3. Any further liability is excluded, irrespective of the legal nature of the asserted claim; this shall apply in particular to tortious claims or claims for compensation for futile expenditure instead of performance; this shall not affect our liability under Article VI(2) to Article VI(6) hereof. Where our liability is excluded or limited, such shall also apply to the personal liability of our employees, workers, staff, representatives and vicarious agents.
4. The Customer’s claims for damages due to a defect shall become time-barred one year after delivery of the goods. This shall not apply in the case of injury to life, body or health caused by us, our legal representatives or our vicarious agents, or if we, our legal representatives have acted with intent or gross negligence, or if our simple vicarious agents have acted with intent.
XIV. Satisfaction guarantee
1. Where Ordercube has expressly granted the Customer a satisfaction guarantee in its offer, the Customer may test the Ordercubes and return them within 14 days after delivery without giving reasons. If the Customer returns the Ordercubes within the specified period, the contract concluded with us shall become ineffective (condition subsequent).
2. During the trial period, the Customer shall bear the risk of accidental loss and accidental deterioration of the Ordercubes and shall be liable for any damage caused by the Customer. The Customer shall not be liable for deterioration of the Ordercubes, which merely represents normal wear and tear. The Customer undertakes to use the Ordercubes only in the manner specified in the operating instructions and to treat them with care. The Customer must have any necessary maintenance and repair work carried out in due time at the Customer’s own expense.

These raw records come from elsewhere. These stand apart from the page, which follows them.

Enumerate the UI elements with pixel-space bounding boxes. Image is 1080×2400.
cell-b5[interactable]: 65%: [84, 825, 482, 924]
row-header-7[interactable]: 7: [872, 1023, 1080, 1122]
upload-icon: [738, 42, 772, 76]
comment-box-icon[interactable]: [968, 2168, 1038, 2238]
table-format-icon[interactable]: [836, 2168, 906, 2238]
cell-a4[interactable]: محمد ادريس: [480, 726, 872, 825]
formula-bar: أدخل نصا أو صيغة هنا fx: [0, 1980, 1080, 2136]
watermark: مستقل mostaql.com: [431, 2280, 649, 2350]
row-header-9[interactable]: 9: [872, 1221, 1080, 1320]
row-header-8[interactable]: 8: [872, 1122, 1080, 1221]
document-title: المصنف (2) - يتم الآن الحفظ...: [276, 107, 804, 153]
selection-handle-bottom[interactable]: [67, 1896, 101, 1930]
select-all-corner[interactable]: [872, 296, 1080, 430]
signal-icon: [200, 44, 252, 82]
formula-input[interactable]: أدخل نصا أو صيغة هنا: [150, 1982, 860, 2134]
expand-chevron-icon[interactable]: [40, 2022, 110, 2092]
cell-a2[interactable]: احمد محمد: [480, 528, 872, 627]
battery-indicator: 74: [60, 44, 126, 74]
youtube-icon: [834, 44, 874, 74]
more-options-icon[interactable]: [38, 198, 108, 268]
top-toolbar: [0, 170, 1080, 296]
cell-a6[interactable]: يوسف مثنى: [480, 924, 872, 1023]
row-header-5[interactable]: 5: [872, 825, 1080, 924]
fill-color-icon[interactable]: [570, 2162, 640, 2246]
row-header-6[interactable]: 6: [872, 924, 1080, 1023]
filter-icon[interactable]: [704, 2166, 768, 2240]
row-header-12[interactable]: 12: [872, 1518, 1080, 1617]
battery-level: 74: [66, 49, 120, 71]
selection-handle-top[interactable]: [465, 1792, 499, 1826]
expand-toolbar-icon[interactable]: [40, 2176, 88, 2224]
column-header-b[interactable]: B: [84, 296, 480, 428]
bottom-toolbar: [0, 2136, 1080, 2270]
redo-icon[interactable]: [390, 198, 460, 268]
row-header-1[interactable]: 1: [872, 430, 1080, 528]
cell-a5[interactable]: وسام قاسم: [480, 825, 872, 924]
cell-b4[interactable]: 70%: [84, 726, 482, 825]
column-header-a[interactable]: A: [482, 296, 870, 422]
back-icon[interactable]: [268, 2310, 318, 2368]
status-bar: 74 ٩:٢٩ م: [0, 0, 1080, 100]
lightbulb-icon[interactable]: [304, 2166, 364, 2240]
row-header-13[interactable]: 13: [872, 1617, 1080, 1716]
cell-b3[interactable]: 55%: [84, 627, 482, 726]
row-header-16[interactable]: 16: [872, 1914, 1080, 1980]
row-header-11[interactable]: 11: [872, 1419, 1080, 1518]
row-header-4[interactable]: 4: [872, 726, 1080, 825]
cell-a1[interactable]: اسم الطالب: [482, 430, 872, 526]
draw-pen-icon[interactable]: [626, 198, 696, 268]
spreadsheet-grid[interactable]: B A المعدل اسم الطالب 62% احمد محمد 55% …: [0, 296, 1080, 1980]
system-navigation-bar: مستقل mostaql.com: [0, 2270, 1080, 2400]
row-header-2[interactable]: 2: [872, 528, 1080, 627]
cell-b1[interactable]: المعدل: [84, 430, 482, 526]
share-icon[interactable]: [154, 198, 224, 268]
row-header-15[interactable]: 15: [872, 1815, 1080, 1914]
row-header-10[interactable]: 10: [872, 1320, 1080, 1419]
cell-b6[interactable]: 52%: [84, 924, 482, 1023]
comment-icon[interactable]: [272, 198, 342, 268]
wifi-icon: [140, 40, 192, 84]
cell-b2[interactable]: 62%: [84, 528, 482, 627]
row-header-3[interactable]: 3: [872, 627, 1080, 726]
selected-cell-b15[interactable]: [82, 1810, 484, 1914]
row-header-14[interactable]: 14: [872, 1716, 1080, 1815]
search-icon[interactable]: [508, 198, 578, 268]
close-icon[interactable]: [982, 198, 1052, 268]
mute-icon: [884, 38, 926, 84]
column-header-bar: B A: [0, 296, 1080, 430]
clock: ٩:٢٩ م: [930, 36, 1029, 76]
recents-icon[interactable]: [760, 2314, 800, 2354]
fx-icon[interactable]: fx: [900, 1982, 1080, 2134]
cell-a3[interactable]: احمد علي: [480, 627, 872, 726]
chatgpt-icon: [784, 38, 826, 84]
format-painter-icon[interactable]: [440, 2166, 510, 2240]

3. Where the Customer makes the declaration referred to in paragraph 1 hereinabove, the Customer must return and retransfer ownership of the Ordercubes to us at the Customer’s expense within the 14-day period. We shall reimburse the Customer for payments already made. Where the Ordercubes are not returned within the period, the contract shall remain in effect.
XV. Place of performance, legal venue, applicable law
1. Place of performance and legal venue for deliveries and payments (including litigation on cheques and bills of exchange) as well as any and all disputes arising between us and the Customer from and in connection with the purchase contracts concluded between us and the Customer is the place of our registered office. We shall, however, also be entitled to sue the Customer at the Customer’s place of residence and/or business.
2. The relations between the parties shall exclusively be governed by and construed in accordance with the laws applicable in the Federal Republic of Germany. The application of the United Nations Convention on Contracts for the International Sale of Goods is excluded.